Lei scosse la testa decisa, con la fronte imperlata di sudore. Camminando a fatica e rifiutando l’aiuto di Bucky, si diresse verso il bagno. Sentiva l’urgente bisogno di farsi una doccia. Facendo attenzione a non far saltare i punti che lui le aveva messo, si tolse la felpa ed entrò nella doccia dall’aria sfasciata, sperando ancora una volta che l’acqua potesse alleviare il dolore e trasportare via i suoi pensieri. Si rese conto quasi subito di non riuscire a stare in piedi per troppo tempo, allora si sedette sul pavimento della doccia e rimase immobile per un po’ di tempo, con l’acqua che le scorreva addosso, a fissare il proprio riflesso sul vetro opaco della doccia. Non sapeva quanto sangue aveva perso, ma a giudicare dal pallore non doveva essere stato poco. Passò diverso tempo prima che riuscisse a trovare la forza di alzarsi, sempre a fatica e non senza dolore, e chiudere l’acqua. Appoggiati sul lavandino, trovò degli asciugamani, un ricambio di bende e degli abiti puliti. Non riuscì a trattenere un sorriso. Bucky sapeva essere davvero premuroso se voleva, e per quanto lei avesse sempre cercato di cavarsela da sola evitando ogni tipo di aiuto, lui era sempre riuscito a trovare il modo di assisterla come poteva. Si asciugò e tolse le bende vecchie, ormai quasi incollate al suo corpo, e le cambiò con quelle nuove. Si vestì e raggiunse Bucky nell’altra stanza, con i capelli ancora bagnati che le ricadevano sulle spalle. Era tardi e non aveva per niente fame, ma lui la costrinse ugualmente a mangiare un’insalata, sostenendo che ne avesse bisogno per recuperare un minimo le forze. La ferita le faceva male anche a inghiottire, ma terminò comunque il piatto. Finito di mangiare Natasha si alzò e andò a preparare il suo borsone. Se lo caricò in spalla e si trascinò a fatica verso la porta. Ogni passo era una fitta terribile. Stava per abbassare la maniglia, quando sentì la voce di Bucky dietro di sé.

-Dove credi di andare?

Lei si girò a guardarlo.

-Devo continuare le ricerche e ho già abusato abbastanza del tuo rifugio.

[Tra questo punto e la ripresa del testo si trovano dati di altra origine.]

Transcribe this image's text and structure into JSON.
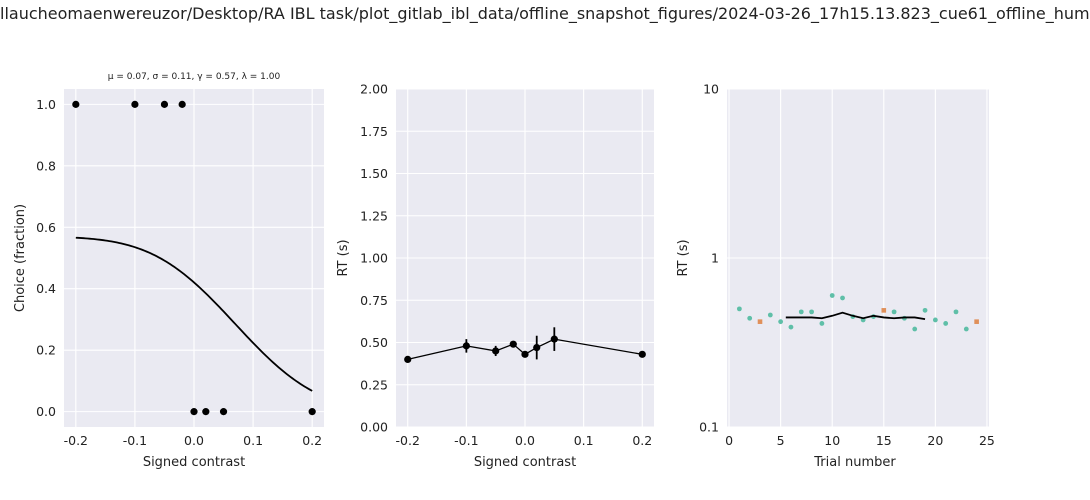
{
  "figure": {
    "title": "llaucheomaenwereuzor/Desktop/RA IBL task/plot_gitlab_ibl_data/offline_snapshot_figures/2024-03-26_17h15.13.823_cue61_offline_hum"
  },
  "chart_data": [
    {
      "type": "scatter",
      "title": "μ = 0.07, σ = 0.11, γ = 0.57, λ = 1.00",
      "xlabel": "Signed contrast",
      "ylabel": "Choice (fraction)",
      "xlim": [
        -0.22,
        0.22
      ],
      "ylim": [
        -0.05,
        1.05
      ],
      "xticks": [
        "-0.2",
        "-0.1",
        "0.0",
        "0.1",
        "0.2"
      ],
      "xtick_values": [
        -0.2,
        -0.1,
        0.0,
        0.1,
        0.2
      ],
      "yticks": [
        "0.0",
        "0.2",
        "0.4",
        "0.6",
        "0.8",
        "1.0"
      ],
      "ytick_values": [
        0.0,
        0.2,
        0.4,
        0.6,
        0.8,
        1.0
      ],
      "grid": true,
      "points": {
        "x": [
          -0.2,
          -0.1,
          -0.05,
          -0.02,
          -0.0,
          0.02,
          0.05,
          0.2
        ],
        "y": [
          1.0,
          1.0,
          1.0,
          1.0,
          0.0,
          0.0,
          0.0,
          0.0
        ]
      },
      "fit": {
        "mu": 0.07,
        "sigma": 0.11,
        "gamma": 0.57,
        "lambda": 1.0,
        "x_range": [
          -0.2,
          0.2
        ]
      }
    },
    {
      "type": "line",
      "title": "",
      "xlabel": "Signed contrast",
      "ylabel": "RT (s)",
      "xlim": [
        -0.22,
        0.22
      ],
      "ylim": [
        0.0,
        2.0
      ],
      "xticks": [
        "-0.2",
        "-0.1",
        "0.0",
        "0.1",
        "0.2"
      ],
      "xtick_values": [
        -0.2,
        -0.1,
        0.0,
        0.1,
        0.2
      ],
      "yticks": [
        "0.00",
        "0.25",
        "0.50",
        "0.75",
        "1.00",
        "1.25",
        "1.50",
        "1.75",
        "2.00"
      ],
      "ytick_values": [
        0.0,
        0.25,
        0.5,
        0.75,
        1.0,
        1.25,
        1.5,
        1.75,
        2.0
      ],
      "grid": true,
      "points": {
        "x": [
          -0.2,
          -0.1,
          -0.05,
          -0.02,
          0.0,
          0.02,
          0.05,
          0.2
        ],
        "y": [
          0.4,
          0.48,
          0.45,
          0.49,
          0.43,
          0.47,
          0.52,
          0.43
        ],
        "err": [
          0.0,
          0.04,
          0.03,
          0.0,
          0.0,
          0.07,
          0.07,
          0.0
        ]
      }
    },
    {
      "type": "scatter",
      "title": "",
      "xlabel": "Trial number",
      "ylabel": "RT (s)",
      "xlim": [
        -0.2,
        25.2
      ],
      "ylim": [
        0.1,
        10
      ],
      "log_y": true,
      "xticks": [
        "0",
        "5",
        "10",
        "15",
        "20",
        "25"
      ],
      "xtick_values": [
        0,
        5,
        10,
        15,
        20,
        25
      ],
      "yticks": [
        "0.1",
        "1",
        "10"
      ],
      "ytick_values": [
        0.1,
        1,
        10
      ],
      "grid": true,
      "colors": {
        "correct": "#5fbfa8",
        "error": "#e0905a",
        "smooth": "#000000"
      },
      "trials": {
        "x": [
          1,
          2,
          3,
          4,
          5,
          6,
          7,
          8,
          9,
          10,
          11,
          12,
          13,
          14,
          15,
          16,
          17,
          18,
          19,
          20,
          21,
          22,
          23,
          24
        ],
        "rt": [
          0.5,
          0.44,
          0.42,
          0.46,
          0.42,
          0.39,
          0.48,
          0.48,
          0.41,
          0.6,
          0.58,
          0.45,
          0.43,
          0.45,
          0.49,
          0.48,
          0.44,
          0.38,
          0.49,
          0.43,
          0.41,
          0.48,
          0.38,
          0.42
        ],
        "correct": [
          true,
          true,
          false,
          true,
          true,
          true,
          true,
          true,
          true,
          true,
          true,
          true,
          true,
          true,
          false,
          true,
          true,
          true,
          true,
          true,
          true,
          true,
          true,
          false
        ]
      },
      "smooth": {
        "x": [
          5.5,
          7,
          8,
          9,
          10,
          11,
          12,
          13,
          14,
          15,
          16,
          17,
          18,
          19
        ],
        "y": [
          0.445,
          0.445,
          0.445,
          0.44,
          0.455,
          0.475,
          0.455,
          0.44,
          0.455,
          0.445,
          0.44,
          0.445,
          0.445,
          0.435
        ]
      }
    }
  ]
}
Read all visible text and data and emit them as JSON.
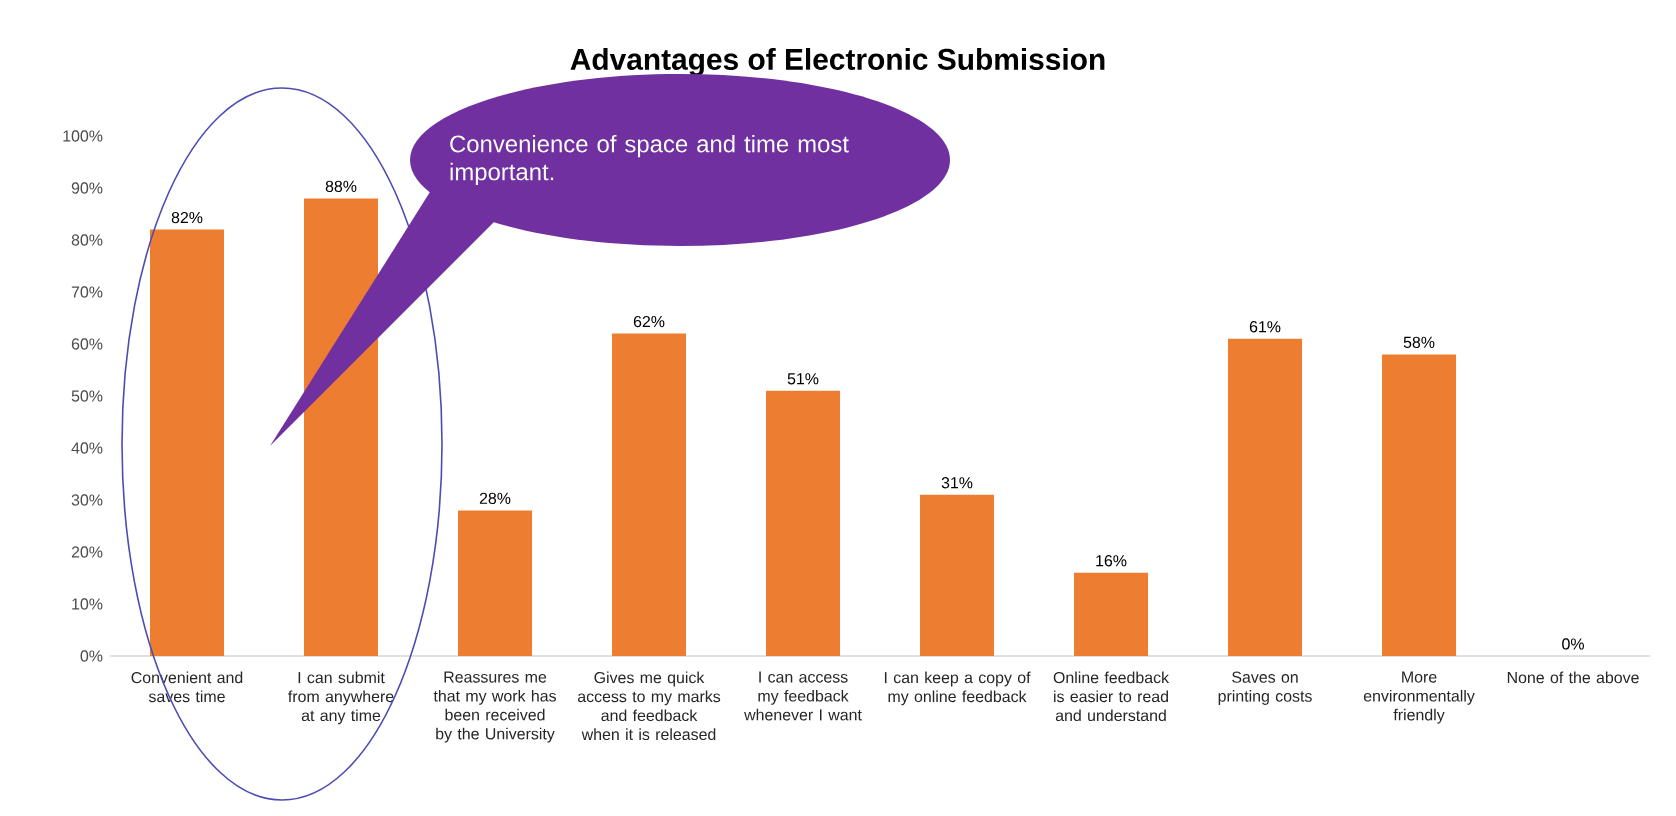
{
  "chart_data": {
    "type": "bar",
    "title": "Advantages of Electronic Submission",
    "categories": [
      "Convenient and saves time",
      "I can submit from anywhere at any time",
      "Reassures me that my work has been received by the University",
      "Gives me quick access to my marks and feedback when it is released",
      "I can access my feedback whenever I want",
      "I can keep a copy of my online feedback",
      "Online feedback is easier to read and understand",
      "Saves on printing costs",
      "More environmentally friendly",
      "None of the above"
    ],
    "values": [
      82,
      88,
      28,
      62,
      51,
      31,
      16,
      61,
      58,
      0
    ],
    "value_labels": [
      "82%",
      "88%",
      "28%",
      "62%",
      "51%",
      "31%",
      "16%",
      "61%",
      "58%",
      "0%"
    ],
    "color": "#ed7d31",
    "ylim": [
      0,
      100
    ],
    "yticks": [
      {
        "value": 0,
        "label": "0%"
      },
      {
        "value": 10,
        "label": "10%"
      },
      {
        "value": 20,
        "label": "20%"
      },
      {
        "value": 30,
        "label": "30%"
      },
      {
        "value": 40,
        "label": "40%"
      },
      {
        "value": 50,
        "label": "50%"
      },
      {
        "value": 60,
        "label": "60%"
      },
      {
        "value": 70,
        "label": "70%"
      },
      {
        "value": 80,
        "label": "80%"
      },
      {
        "value": 90,
        "label": "90%"
      },
      {
        "value": 100,
        "label": "100%"
      }
    ],
    "annotations": [
      "Convenience of space and time most important."
    ]
  }
}
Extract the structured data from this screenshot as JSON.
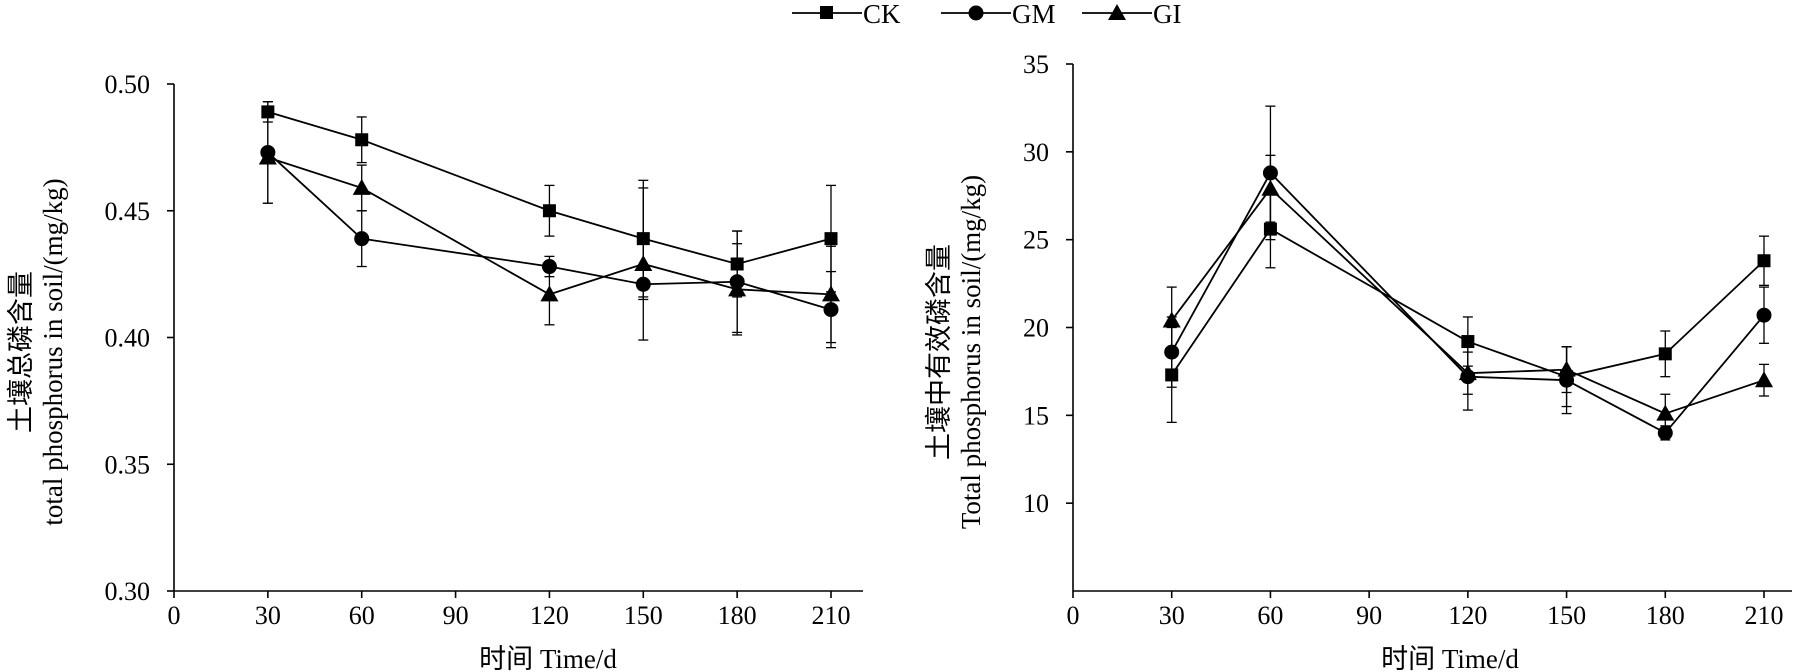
{
  "legend": [
    {
      "label": "CK",
      "marker": "square"
    },
    {
      "label": "GM",
      "marker": "circle"
    },
    {
      "label": "GI",
      "marker": "triangle"
    }
  ],
  "chart_data": [
    {
      "type": "line",
      "xlabel": "时间 Time/d",
      "ylabel_line1": "土壤总磷含量",
      "ylabel_line2": "total phosphorus in soil/(mg/kg)",
      "xlim": [
        0,
        210
      ],
      "ylim": [
        0.3,
        0.5
      ],
      "xticks": [
        0,
        30,
        60,
        90,
        120,
        150,
        180,
        210
      ],
      "yticks": [
        "0.30",
        "0.35",
        "0.40",
        "0.45",
        "0.50"
      ],
      "x": [
        30,
        60,
        120,
        150,
        180,
        210
      ],
      "series": [
        {
          "name": "CK",
          "marker": "square",
          "values": [
            0.489,
            0.478,
            0.45,
            0.439,
            0.429,
            0.439
          ],
          "errors": [
            0.004,
            0.009,
            0.01,
            0.023,
            0.013,
            0.021
          ]
        },
        {
          "name": "GM",
          "marker": "circle",
          "values": [
            0.473,
            0.439,
            0.428,
            0.421,
            0.422,
            0.411
          ],
          "errors": [
            0.02,
            0.011,
            0.004,
            0.006,
            0.02,
            0.015
          ]
        },
        {
          "name": "GI",
          "marker": "triangle",
          "values": [
            0.471,
            0.459,
            0.417,
            0.429,
            0.419,
            0.417
          ],
          "errors": [
            0.018,
            0.009,
            0.012,
            0.03,
            0.018,
            0.019
          ]
        }
      ]
    },
    {
      "type": "line",
      "xlabel": "时间 Time/d",
      "ylabel_line1": "土壤中有效磷含量",
      "ylabel_line2": "Total phosphorus in soil/(mg/kg)",
      "xlim": [
        0,
        210
      ],
      "ylim": [
        5,
        35
      ],
      "xticks": [
        0,
        30,
        60,
        90,
        120,
        150,
        180,
        210
      ],
      "yticks": [
        "10",
        "15",
        "20",
        "25",
        "30",
        "35"
      ],
      "x": [
        30,
        60,
        120,
        150,
        180,
        210
      ],
      "series": [
        {
          "name": "CK",
          "marker": "square",
          "values": [
            17.3,
            25.6,
            19.2,
            17.2,
            18.5,
            23.8
          ],
          "errors": [
            2.7,
            2.2,
            1.4,
            1.7,
            1.3,
            1.4
          ]
        },
        {
          "name": "GM",
          "marker": "circle",
          "values": [
            18.6,
            28.8,
            17.2,
            17.0,
            14.0,
            20.7
          ],
          "errors": [
            2.0,
            3.8,
            1.9,
            1.9,
            0.4,
            1.6
          ]
        },
        {
          "name": "GI",
          "marker": "triangle",
          "values": [
            20.4,
            27.9,
            17.4,
            17.6,
            15.1,
            17.0
          ],
          "errors": [
            1.9,
            1.9,
            1.2,
            1.3,
            1.1,
            0.9
          ]
        }
      ]
    }
  ]
}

La verità era che non voleva rallentarlo, né metterlo più in pericolo di quanto non fosse già. Secoli prima si era ripromessa che l’avrebbe protetto, non avrebbe fallito una seconda volta.

-Tasha, ti stanno cercando. Non farai venti metri ridotta così.- Disse, indicando la ferita col capo.

-So badare a me stessa.- Rispose secca.

-E dove intendi andare? È tardi, hai bisogno di dormire.- Perseverò lui. Era tanto testardo quanto lei.

-Troverò qualche posto.- Fece per aggiustarsi il borsone sulla spalla, ma appena alzò il braccio avvertì la ferita tirarle e una sostanza viscosa uscire dalla benda. Le erano appena saltati i punti. La testa riprese a girarle e dovette appoggiarsi nuovamente al muro mentre la vista iniziava ad appannarsi. Bucky si affrettò ad avvicinarsi a lei e prenderle il borsone, poi fece scivolare il suo braccio sopra la sua spalla per sostenerla.

-Non ti lascerò andare da nessuna parte in queste condizioni. Puoi starne certa.- Affermò irremovibile.

-Devo... Continuare con le ricerche.- Protestò lei. -Non ho tempo di aspettare che la ferita guarisca.

-E se mi offrissi di aiutarti?- Mormorò lui.

-James...- Iniziò lei, guardandolo con un’espressione supplicante. Da ferita, oltre a metterlo in pericolo l’avrebbe anche rallentato e non poteva sopportare l’idea.

-So che non hai bisogno di me. Ma ti prego, Natasha.- La guardò con aria preoccupata. Era la prima volta che non la chiamava con il suo nome vero ma con quello con cui si faceva chiamare da tutti, e a lei fece un effetto strano.

-Oltre a qualunque altra cosa siamo... Lasciami essere tuo amico- Continuò lui imperterrito, portandola via dalla porta verso il letto. Lei sospirò, suo malgrado grata.

-Sei un brav’uomo, James.- Mormorò nel suo orecchio, lasciandosi adagiare sul letto e osservandolo prendere ago e filo.

-No, in realtà no.- Rispose lui, chiudendo il cassetto.

-Ma tu sei l’unica che lo capisce.- Aggiunse, incrociando per un attimo i suoi occhi color smeraldo mentre le sollevava gli abiti per disinfettare e ricucire nuovamente la ferita.